Komplexe technische Lösungen bilden einen Schwerpunkt bei den diesjährigen Gründer- und Unternehmertagen. Es werden Test- und Prüfsysteme vorgestellt, Laserbeschichtungen als Korrosionsschutz für Schweißnähte, Fender, die Schiffe vor dem Aufprall am Kai schützen. Recycling-Lösungen für Photovoltaik-Module und Lithium-Ionen-Akkus. Eine Firma aus Sachsen verbessert Produktionsprozesse mit Hilfe von Automatisierung, eine andere stellt weltweite Datenleitungen für den international operierenden Mittelstand zur Verfügung. Auch ein Fahrradhersteller ist dabei: Schindelhauer Bikes aus Magdeburg setzt auf Handarbeit. Keine Kette, sondern ein Zahnriemen treibt die puristischen Räder an.

Medienanwendungen bilden einen weiteren Schwerpunkt.

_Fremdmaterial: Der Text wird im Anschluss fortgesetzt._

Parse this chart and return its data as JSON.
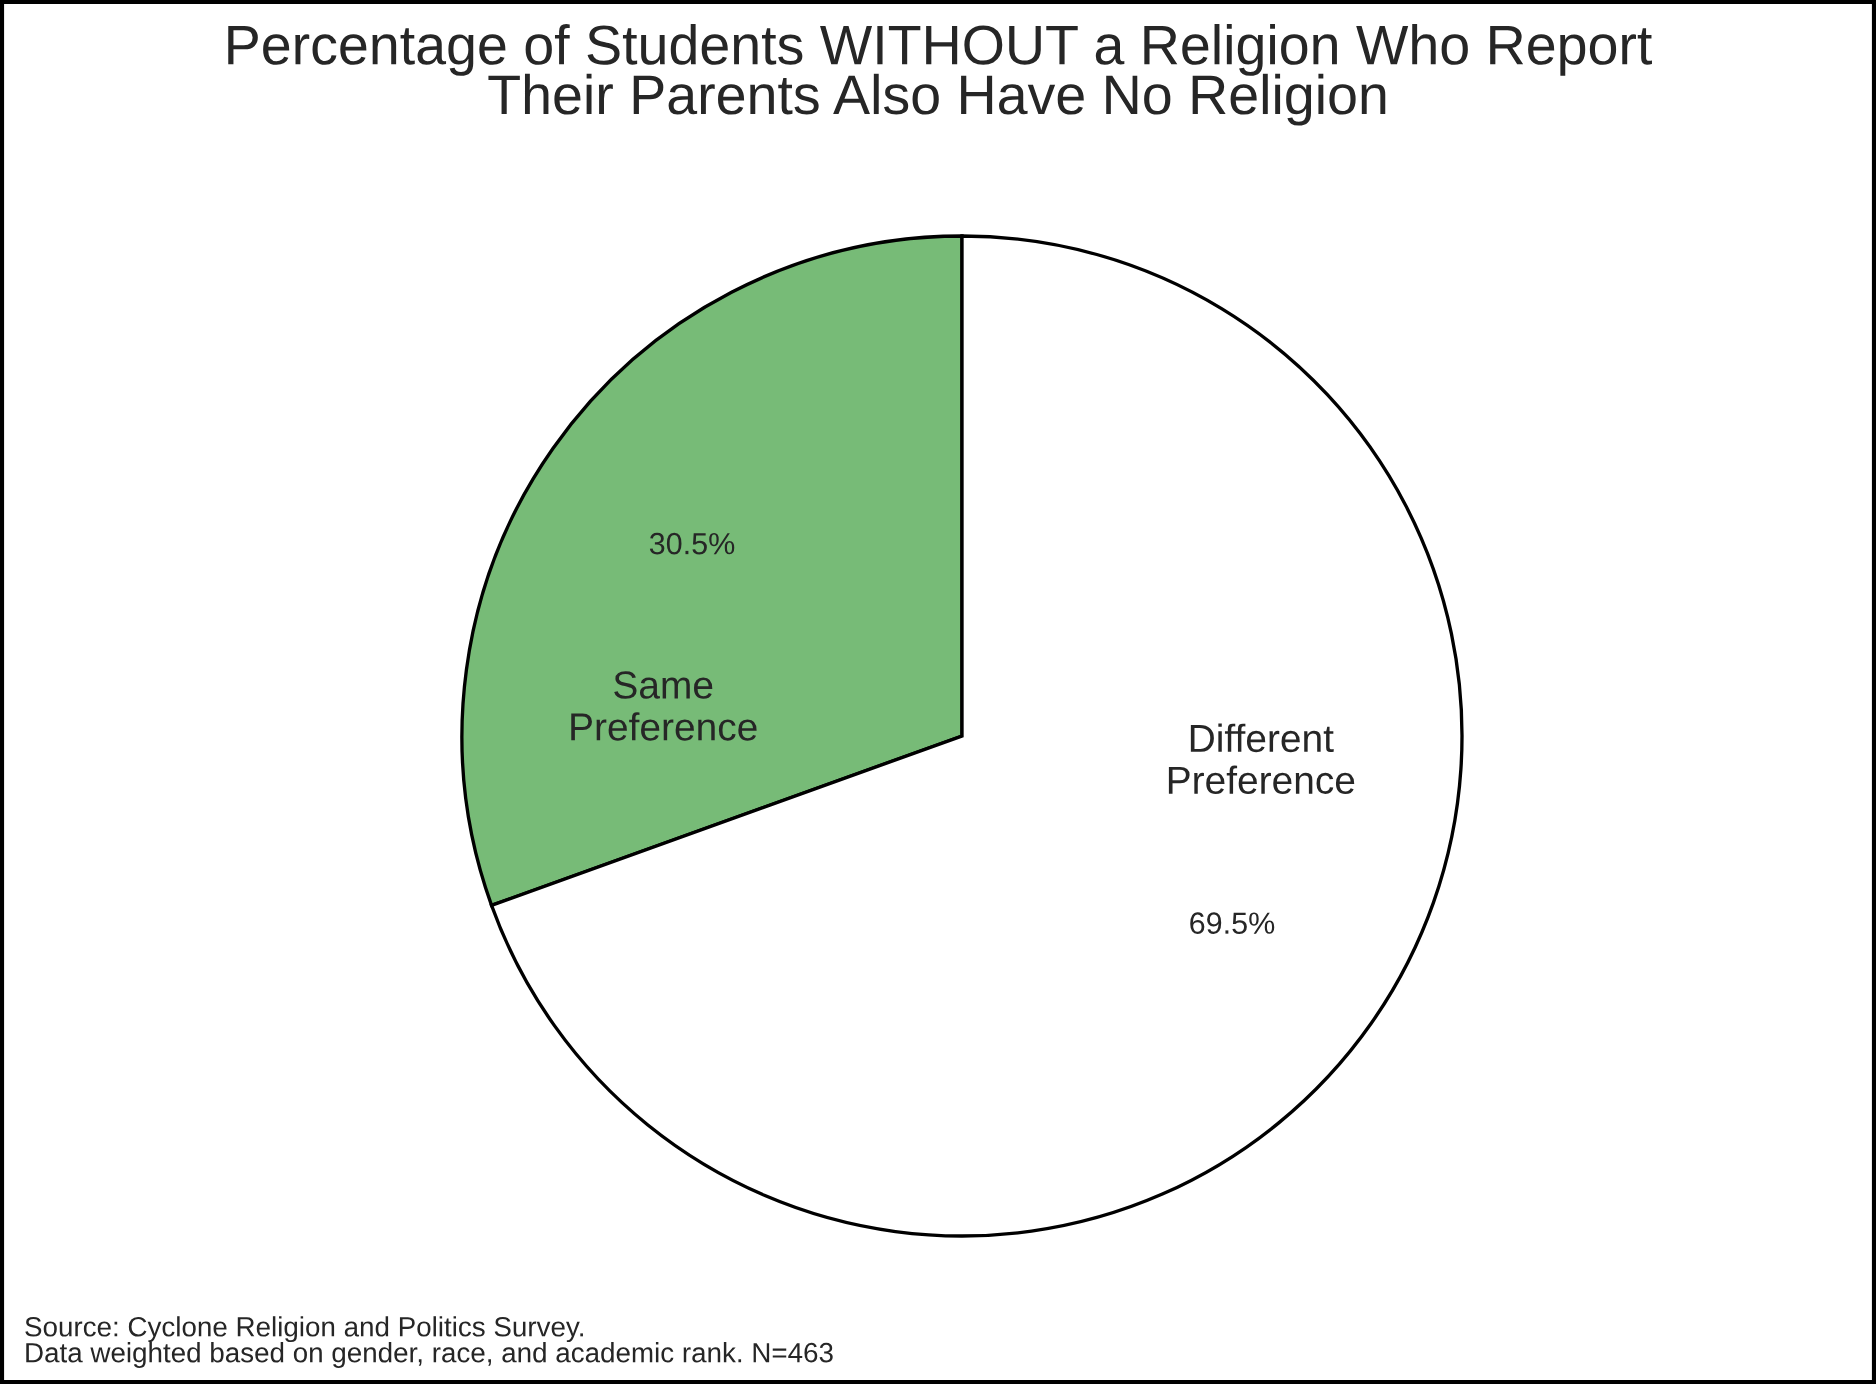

Die Firma explainity aus Lüneburg entwickelt Strategien und Werkzeuge zur Komplexitätsreduktion von Medieninhalten, KIDS interactive aus Thüringen produziert interaktive Lern- und Spielanwendungen für Kinder, etwa Webseiten, Lehr- und Lernprogramme und interaktive Applikationen für den Schulunterricht. Cliplister aus Kiel machen den Einkauf im Internet zu einem haptischen Vergnügen: Über eine zentrale Video-Plattform können Hersteller Videos zu ihren Produkten bereitstellen.

Aus Brandenburg kommt die Easy Listen GmbH, die ein Tonbearbeitungsverfahren zur Verbesserung der Sprachverständlichkeit entwickelt hat. Das softwarebasierte System wurde extra für Senioren und Schwerhörige entwickelt und soll in Kino- und TV-Produktionen zur Anwendung kommen. Die Werbeagentur Elbkind aus Hamburg führt digitale Kampagnen für Großkunden wie Mercedes Benz, Rügenwalder Mühle, Ritter Sport, Edeka und Telekom durch. Elbkind, so die Begründung für die Auszeichnung als „GründerChampion“, setze nicht auf den „schnellen Schuss mit Social Media“, sondern auf einen „langfristigen, sinnvollen Einsatz der digitalen Kanäle und Möglichkeiten“.

Der Integration von benachteiligten Personen in den Arbeitsmarkt hat sich die auticon GmbH verschrieben. Das Berliner Unternehmen setzt auf die besonderen Stärken von Mitarbeitern, die auf dem ersten Arbeitsmarkt häufig benachteiligt sind: Gründer Dirk Müller-Remus beschäftigt Asperger-Autisten, die in Unternehmen als IT-Consultants eingesetzt werden. Durch ihre analytischen Stärken seien sie für IT-Testing-Projekte und Aufgaben in der Qualitätssicherung besonders begabt, da sie über ein ausgeprägtes logisches Denkvermögen und eine hohe Detailgenauigkeit verfügen. Innerhalb von fünf Jahren will Müller-Remus fünfzig Stellen schaffen.